Diggers at the regeneration of Elephant & Castle in London
Diggers at the regeneration of Elephant & Castle in London Getty

If you ever view someone's pool or personal cinema in the basement of their luxury home in west London, the grandiose of the spectacle might quickly fade when you know a JCB digger is buried just metres from the surface.

It turns out it's cheaper and easier for property developers in parts of posh west London areas such as Belgravia, Chelsea, or Mayfair to just leave a digger entombed than to bring it to street level.

Developers believe there could be as many as 1,000 diggers - valued at £5 million - buried underneath homes, which are now becoming an increasingly big obstacle to future expansion.

Planning laws currently restrict homeowners from building upwards, so digging deep is the only way to get a mega-luxury development.

Writing in the New Statesman Ed Smith, said: "The new method, now considered standard operating practice, is to cover the digger with "hardcore", a mixture of sand and gravel.

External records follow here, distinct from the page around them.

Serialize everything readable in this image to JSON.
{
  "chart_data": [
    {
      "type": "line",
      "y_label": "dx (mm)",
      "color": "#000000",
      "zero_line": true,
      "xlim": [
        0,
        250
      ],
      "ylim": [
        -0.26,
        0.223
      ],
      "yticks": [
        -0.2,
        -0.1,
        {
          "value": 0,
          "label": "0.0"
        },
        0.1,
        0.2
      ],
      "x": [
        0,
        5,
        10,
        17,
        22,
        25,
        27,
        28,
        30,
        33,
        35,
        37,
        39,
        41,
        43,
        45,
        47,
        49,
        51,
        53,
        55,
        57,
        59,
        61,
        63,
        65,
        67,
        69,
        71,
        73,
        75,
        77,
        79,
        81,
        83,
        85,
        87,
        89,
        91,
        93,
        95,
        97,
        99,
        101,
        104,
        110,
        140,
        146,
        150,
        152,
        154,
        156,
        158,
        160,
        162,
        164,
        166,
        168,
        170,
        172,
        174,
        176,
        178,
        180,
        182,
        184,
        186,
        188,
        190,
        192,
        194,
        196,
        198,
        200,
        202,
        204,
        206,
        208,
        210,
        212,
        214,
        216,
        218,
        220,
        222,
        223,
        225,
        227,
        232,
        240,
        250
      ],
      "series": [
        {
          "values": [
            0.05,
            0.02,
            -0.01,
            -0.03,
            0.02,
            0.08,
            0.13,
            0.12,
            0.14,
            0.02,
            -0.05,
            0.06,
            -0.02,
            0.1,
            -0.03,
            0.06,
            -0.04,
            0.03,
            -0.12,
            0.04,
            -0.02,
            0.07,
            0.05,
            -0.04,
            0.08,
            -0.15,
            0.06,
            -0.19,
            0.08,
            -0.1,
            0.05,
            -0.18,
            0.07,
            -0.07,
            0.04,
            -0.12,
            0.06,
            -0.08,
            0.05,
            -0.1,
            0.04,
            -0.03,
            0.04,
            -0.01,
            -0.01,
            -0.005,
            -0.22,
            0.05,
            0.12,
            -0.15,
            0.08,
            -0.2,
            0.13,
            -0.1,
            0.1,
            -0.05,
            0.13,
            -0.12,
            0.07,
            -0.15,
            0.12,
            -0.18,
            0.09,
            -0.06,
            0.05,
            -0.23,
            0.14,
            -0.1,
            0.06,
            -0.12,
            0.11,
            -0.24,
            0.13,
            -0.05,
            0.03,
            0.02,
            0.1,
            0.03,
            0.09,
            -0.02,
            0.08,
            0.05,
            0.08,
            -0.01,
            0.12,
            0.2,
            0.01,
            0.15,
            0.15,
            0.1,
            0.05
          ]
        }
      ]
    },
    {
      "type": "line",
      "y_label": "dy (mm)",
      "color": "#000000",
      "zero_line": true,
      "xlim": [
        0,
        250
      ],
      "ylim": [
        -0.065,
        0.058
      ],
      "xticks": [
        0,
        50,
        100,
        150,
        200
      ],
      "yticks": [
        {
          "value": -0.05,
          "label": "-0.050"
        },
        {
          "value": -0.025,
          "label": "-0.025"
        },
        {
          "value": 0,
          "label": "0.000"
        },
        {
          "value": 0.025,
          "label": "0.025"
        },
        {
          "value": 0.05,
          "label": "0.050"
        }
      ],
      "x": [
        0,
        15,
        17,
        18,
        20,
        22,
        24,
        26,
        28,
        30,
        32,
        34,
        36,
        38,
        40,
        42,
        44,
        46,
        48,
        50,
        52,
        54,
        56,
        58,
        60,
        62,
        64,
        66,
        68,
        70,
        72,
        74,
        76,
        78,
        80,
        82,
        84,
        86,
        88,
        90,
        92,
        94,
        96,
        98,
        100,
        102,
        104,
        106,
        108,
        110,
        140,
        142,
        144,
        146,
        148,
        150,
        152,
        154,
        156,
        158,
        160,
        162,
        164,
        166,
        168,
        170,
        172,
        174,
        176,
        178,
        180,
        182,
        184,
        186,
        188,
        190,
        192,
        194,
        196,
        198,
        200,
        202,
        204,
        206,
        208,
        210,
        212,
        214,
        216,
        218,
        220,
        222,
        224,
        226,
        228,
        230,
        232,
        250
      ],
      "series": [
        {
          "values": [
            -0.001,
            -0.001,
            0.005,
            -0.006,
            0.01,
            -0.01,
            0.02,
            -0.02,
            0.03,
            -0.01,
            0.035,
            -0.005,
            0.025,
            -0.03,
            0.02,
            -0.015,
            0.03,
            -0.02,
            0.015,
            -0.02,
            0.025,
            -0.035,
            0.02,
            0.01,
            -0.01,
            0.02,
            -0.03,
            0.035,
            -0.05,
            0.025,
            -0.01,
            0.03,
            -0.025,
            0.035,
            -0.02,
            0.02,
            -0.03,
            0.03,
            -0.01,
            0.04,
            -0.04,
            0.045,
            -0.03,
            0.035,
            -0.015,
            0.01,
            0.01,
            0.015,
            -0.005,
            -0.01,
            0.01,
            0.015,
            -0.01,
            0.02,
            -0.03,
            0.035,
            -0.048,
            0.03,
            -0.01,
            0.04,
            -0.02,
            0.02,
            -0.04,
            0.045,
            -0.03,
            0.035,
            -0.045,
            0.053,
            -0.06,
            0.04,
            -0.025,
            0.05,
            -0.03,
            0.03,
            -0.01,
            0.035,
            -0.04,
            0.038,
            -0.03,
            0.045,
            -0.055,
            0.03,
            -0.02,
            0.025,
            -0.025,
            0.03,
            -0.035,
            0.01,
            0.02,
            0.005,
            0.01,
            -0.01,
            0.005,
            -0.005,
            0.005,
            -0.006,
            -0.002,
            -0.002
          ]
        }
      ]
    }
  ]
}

Then a layer of concrete is simply poured over the top. Digger? What digger?

"The digger has literally dug its own grave – just as the boring machines that excavated the Channel Tunnel were abandoned beneath the passage they had just created."

Kevin O'Connor, managing director of Cranbrook Basements, however, dismissed the claim of the presence of these diggers as "ludicrous".

He told the Evening Standard: "Under no circumstances would this ever happen in a professional environment.

"The diggers used are tiny little machines and they can be lifted out with a block and tackle. There is always an exit strategy for the equipment."

But if true, what would future civilisations say to this discovery?

According to Smith, this metallic icon would be "a special sacrificial gesture, a symbol of deep thanks to the most discussed, revered and pre-eminent god of the age, worshipped around the world: London Property."